Calling the cruise lines using Skype, I verified in each case that we can get luggage tags from the porters when our bags at taken from us at the pier.  On our two earlier cruises this year, they were mailed to us. These cruise lines no longer mail the luggage tags: Carnival, Royal Caribbean, and Norwegian, all of which we’ll be on in the next two months. 

Of course, we have our own permanent luggage tags on each of our bags but cruise lines handle so much luggage, they want the pre-printed cabin number and name on each piece of luggage to avoid delays.  Understandable. 

This morning, Tom stated, “Gee, I wonder what passengers older than us, who don’t have printers or even computers at home, manage to print their documents.”  Good point.  As I mentioned yesterday, electronic documents attached to a person’s passport or other ID would be an ideal solution. 

Yesterday, we confirmed our private shuttle for the four-hour drive to Belize City on Tuesday (on the scary road).  I kindly asked if they could have either the windows open (we couldn’t open them) this time or turn on the AC.   It was 90 humid degrees that day, resulting in four hours of hot sweaty bouncing on the rough, winding,  treacherous road. The owner of the shuttle company promised they’d have AC working.
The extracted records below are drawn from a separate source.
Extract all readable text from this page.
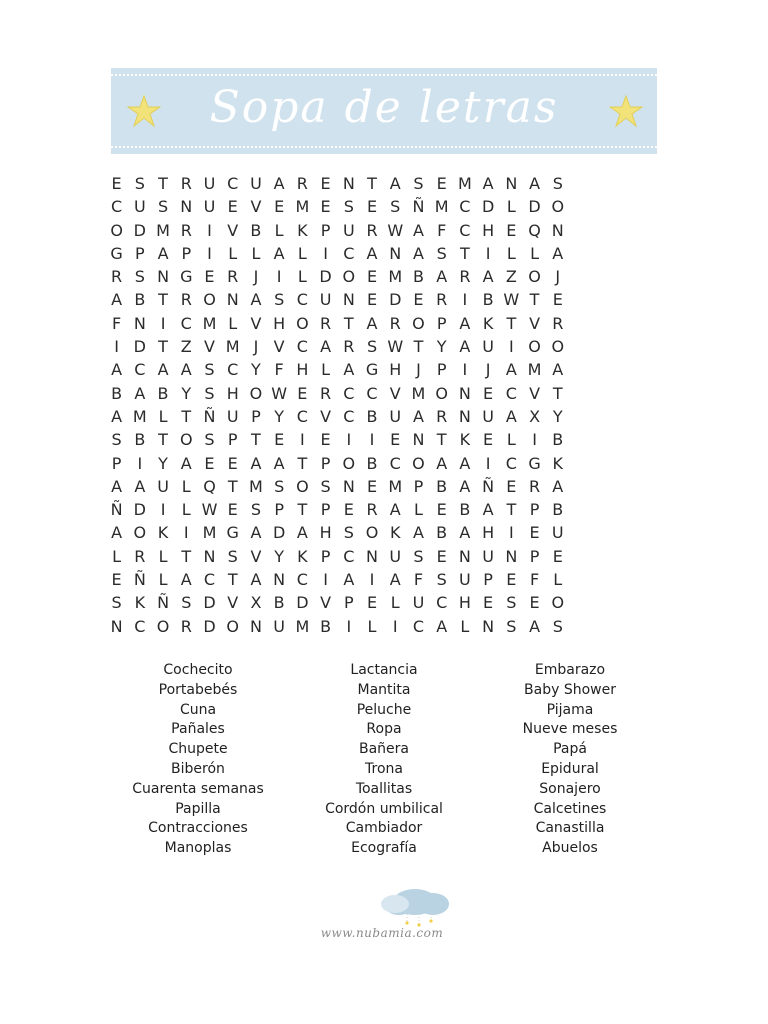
Sopa de letras
E S T R U C U A R E N T A S E M A N A S
C U S N U E V E M E S E S Ñ M C D L D O
O D M R I V B L K P U R W A F C H E Q N
G P A P	I	L L A L	I C A N A S T I	L L A
R S N G E R J	I	L D O E M B A R A Z O J
A B T R O N A S C U N E D E R I B W T E
F N I C M L V H O R T A R O P A K T V R
I D T Z V M J V C A R S W T Y A U I O O
A C A A S C Y F H L A G H J	P	I	J A M A
B A B Y S H O W E R C C V M O N E C V T
A M L T Ñ U P Y C V C B U A R N U A X Y
S B T O S P T E I E I	I E N T K E L	I B
P	I Y A E E A A T P O B C O A A I C G K
A A U L Q T M S O S N E M P B A Ñ E R A
Ñ D I	L W E S P T P E R A L E B A T P B
A O K I M G A D A H S O K A B A H I E U
L R L T N S V Y K P C N U S E N U N P E
E Ñ L A C T A N C I A I A F S U P E F L
S K Ñ S D V X B D V P E L U C H E S E O
N C O R D O N U M B I	L	I C A L N S A S
Cochecito
Portabebés
Cuna
Pañales
Chupete
Biberón
Cuarenta semanas
Papilla
Contracciones
Manoplas
Lactancia
Mantita
Peluche
Ropa
Bañera
Trona
Toallitas
Cordón umbilical
Cambiador
Ecografía
Embarazo
Baby Shower
Pijama
Nueve meses
Papá
Epidural
Sonajero
Calcetines
Canastilla
Abuelos
www.nubamia.com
We’re eating all of our remaining food in the freezer. Tonight, bacon cheeseburgers (no bun), pork chops, and coleslaw, an odd combination. Tomorrow, the same and Sunday, we’ve invited our local friends for homemade low carb GF pizza and salad, our favorite staple for which we have all the ingredients.

Winding down.  I keep telling Tom that within six hours of leaving here at 8:00 am Tuesday morning we’ll be on the ship, unpacking in our cabin on the Carnival Liberty (oh, please Carnival, no incidents!). I say this to comfort myself as well as Tom.

At that point, we can relax looking forward to staying put for 11 days until we switch ships at the pier in Miami for the journey across the ocean on the Norwegian Epic, a huge five-star ship.

There is nothing more we can do today. Soon, we’ll venture out to the pool for our hour of lounging in a lawn chair, dipping in the water every 15 minutes to cool off.  We’ll miss the pool, the staff, the people, our friends, the expanse of the ocean at our door, our time on the veranda, our walks along the beach, the sounds of the birds, and the breathtaking vegetation.

Soon, we’ll have a new place to embrace. It’s all good.